Jazz musician Kenny Ball, formerly of Emerson Park, dies aged 82
PUBLISHED: 12:27 07 March 2013 | UPDATED: 14:16 07 March 2013
Jazz legend Kenny Ball has died in hospital where he was being treated for pneumonia, his manager said.
Les Squires said the musician, who was 82, died at Basildon Hospital this morning.
The Midnight in Moscow performer lived in Hornchurch for a number of years.
Mr Squires said: “He had been in and out of hospital recently but sadly this time he did not come out, but he was playing to the end.”
Ball is survived by his partner son, Keith, who had joined his father on stage playing with his group The Jazzmen, as well as two daughters.
Mr Squires added that the musician had continued to perform, having left hospital to play a gig in Germany at the end of January, before being re-admitted.
Ball found fame in the early 1960s with a string of jazz hits including Midnight In Moscow, which got to number two in the charts in 1961 and was also a hit in the United States, selling more than one million copies around the world.
He became a well-known face on TV with his band featuring regularly on light entertainment shows.

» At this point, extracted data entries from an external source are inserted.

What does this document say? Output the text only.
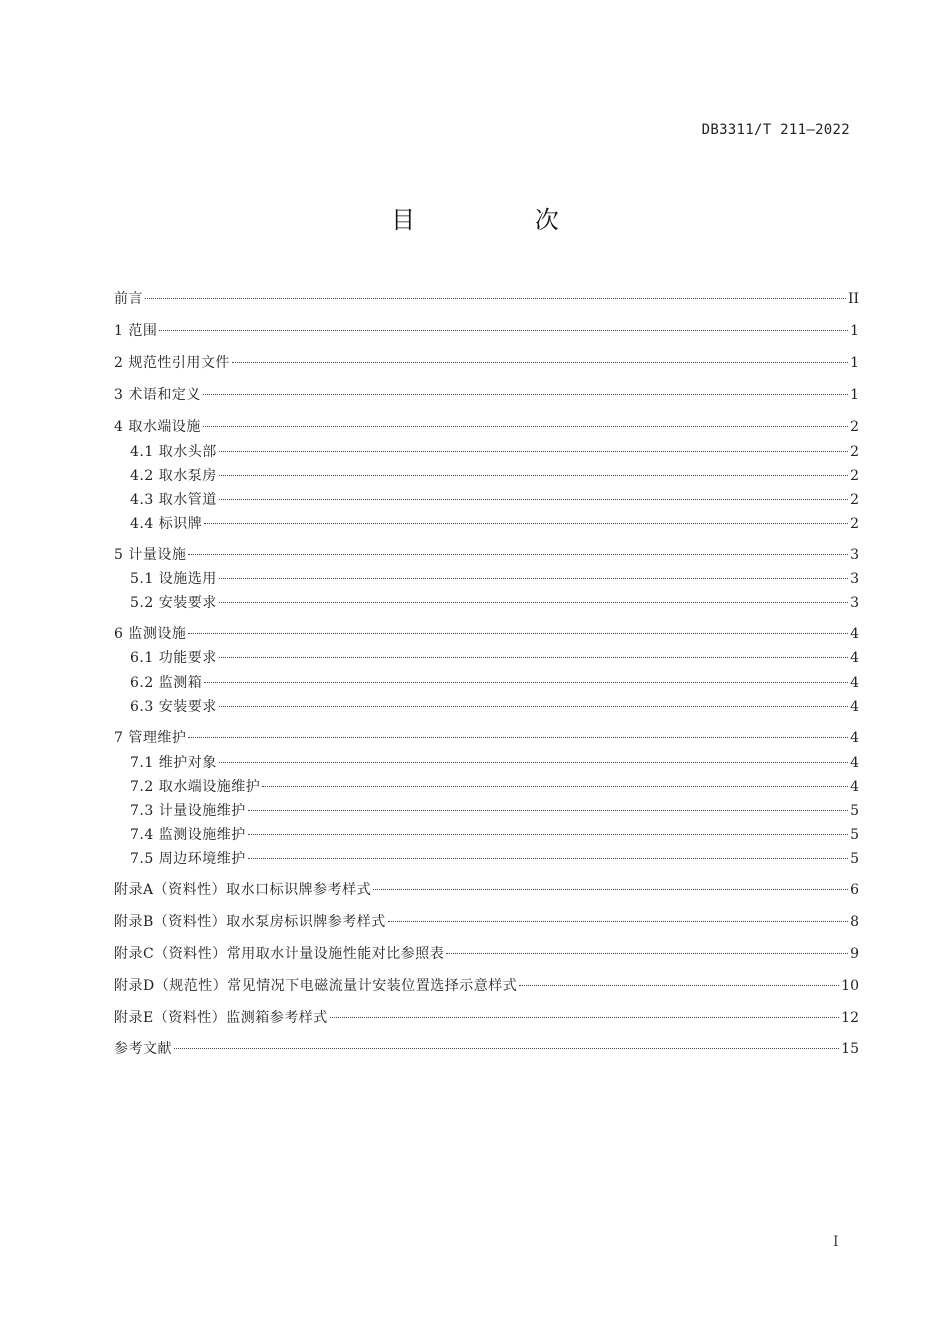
DB3311/T 211—2022
目 次
前言	II
1 范围	1
2 规范性引用文件	1
3 术语和定义	1
4 取水端设施	2
4.1 取水头部	2
4.2 取水泵房	2
4.3 取水管道	2
4.4 标识牌	2
5 计量设施	3
5.1 设施选用	3
5.2 安装要求	3
6 监测设施	4
6.1 功能要求	4
6.2 监测箱	4
6.3 安装要求	4
7 管理维护	4
7.1 维护对象	4
7.2 取水端设施维护	4
7.3 计量设施维护	5
7.4 监测设施维护	5
7.5 周边环境维护	5
附录A（资料性）取水口标识牌参考样式	6
附录B（资料性）取水泵房标识牌参考样式	8
附录C（资料性）常用取水计量设施性能对比参照表	9
附录D（规范性）常见情况下电磁流量计安装位置选择示意样式	10
附录E（资料性）监测箱参考样式	12
参考文献	15
I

They made numerous appearances on the Morecambe And Wise Show and went on to become the resident band on the popular BBC1 series Saturday Night At The Mill, which was broadcast from Birmingham’s Pebble Mill studios.
He achieved his biggest hit with Midnight In Moscow - effectively his signature tune - but other top 10 hits in the early 1960s were March Of The Siamese Children, The Green Leaves Of Summer and Sukiyaki.

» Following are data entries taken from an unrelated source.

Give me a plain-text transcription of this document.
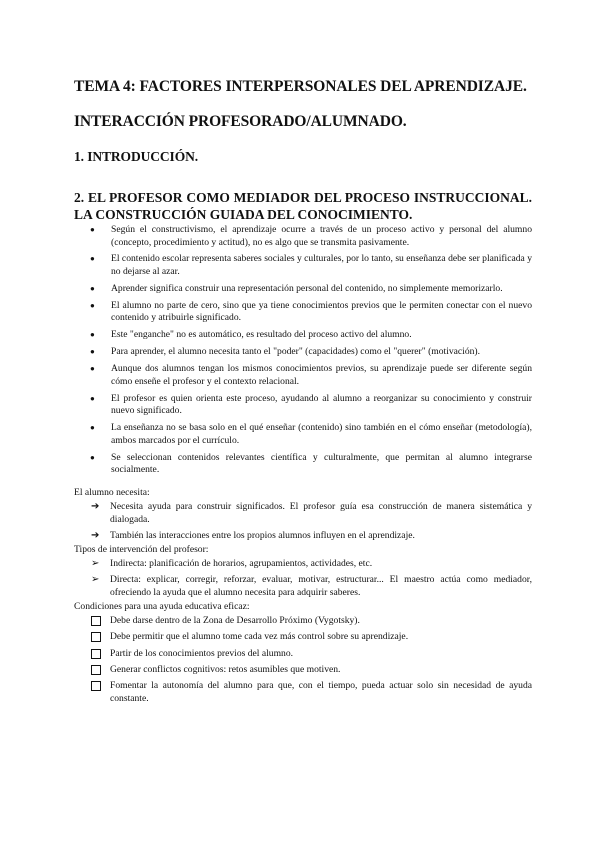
TEMA 4: FACTORES INTERPERSONALES DEL APRENDIZAJE.
INTERACCIÓN PROFESORADO/ALUMNADO.
1. INTRODUCCIÓN.
2. EL PROFESOR COMO MEDIADOR DEL PROCESO INSTRUCCIONAL. LA CONSTRUCCIÓN GUIADA DEL CONOCIMIENTO.
● Según el constructivismo, el aprendizaje ocurre a través de un proceso activo y personal del alumno (concepto, procedimiento y actitud), no es algo que se transmita pasivamente.
● El contenido escolar representa saberes sociales y culturales, por lo tanto, su enseñanza debe ser planificada y no dejarse al azar.
● Aprender significa construir una representación personal del contenido, no simplemente memorizarlo.
● El alumno no parte de cero, sino que ya tiene conocimientos previos que le permiten conectar con el nuevo contenido y atribuirle significado.
● Este "enganche" no es automático, es resultado del proceso activo del alumno.
● Para aprender, el alumno necesita tanto el "poder" (capacidades) como el "querer" (motivación).
● Aunque dos alumnos tengan los mismos conocimientos previos, su aprendizaje puede ser diferente según cómo enseñe el profesor y el contexto relacional.
● El profesor es quien orienta este proceso, ayudando al alumno a reorganizar su conocimiento y construir nuevo significado.
● La enseñanza no se basa solo en el qué enseñar (contenido) sino también en el cómo enseñar (metodología), ambos marcados por el currículo.
● Se seleccionan contenidos relevantes científica y culturalmente, que permitan al alumno integrarse socialmente.
El alumno necesita:
➔	Necesita ayuda para construir significados. El profesor guía esa construcción de manera sistemática y dialogada.
➔	También las interacciones entre los propios alumnos influyen en el aprendizaje.
Tipos de intervención del profesor:
➢	Indirecta: planificación de horarios, agrupamientos, actividades, etc.
➢	Directa: explicar, corregir, reforzar, evaluar, motivar, estructurar... El maestro actúa como mediador, ofreciendo la ayuda que el alumno necesita para adquirir saberes.
Condiciones para una ayuda educativa eficaz:
Debe darse dentro de la Zona de Desarrollo Próximo (Vygotsky).
Debe permitir que el alumno tome cada vez más control sobre su aprendizaje.
Partir de los conocimientos previos del alumno.
Generar conflictos cognitivos: retos asumibles que motiven.
Fomentar la autonomía del alumno para que, con el tiempo, pueda actuar solo sin necesidad de ayuda constante.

Ball was born in Ilford and, after working as a clerk in an advertising agency in his teens, he began to take music lessons, then played in other people’s bands, going on to form a combo of his own in 1958.
He famously performed at the wedding reception for Prince Charles and Lady Diana Spencer at Buckingham Palace in 1981.
Last July, he performed at the Brickyard Bar & Grill in South Street, Romford in aid of St Francis Hospice, at a night organised by his son Keith.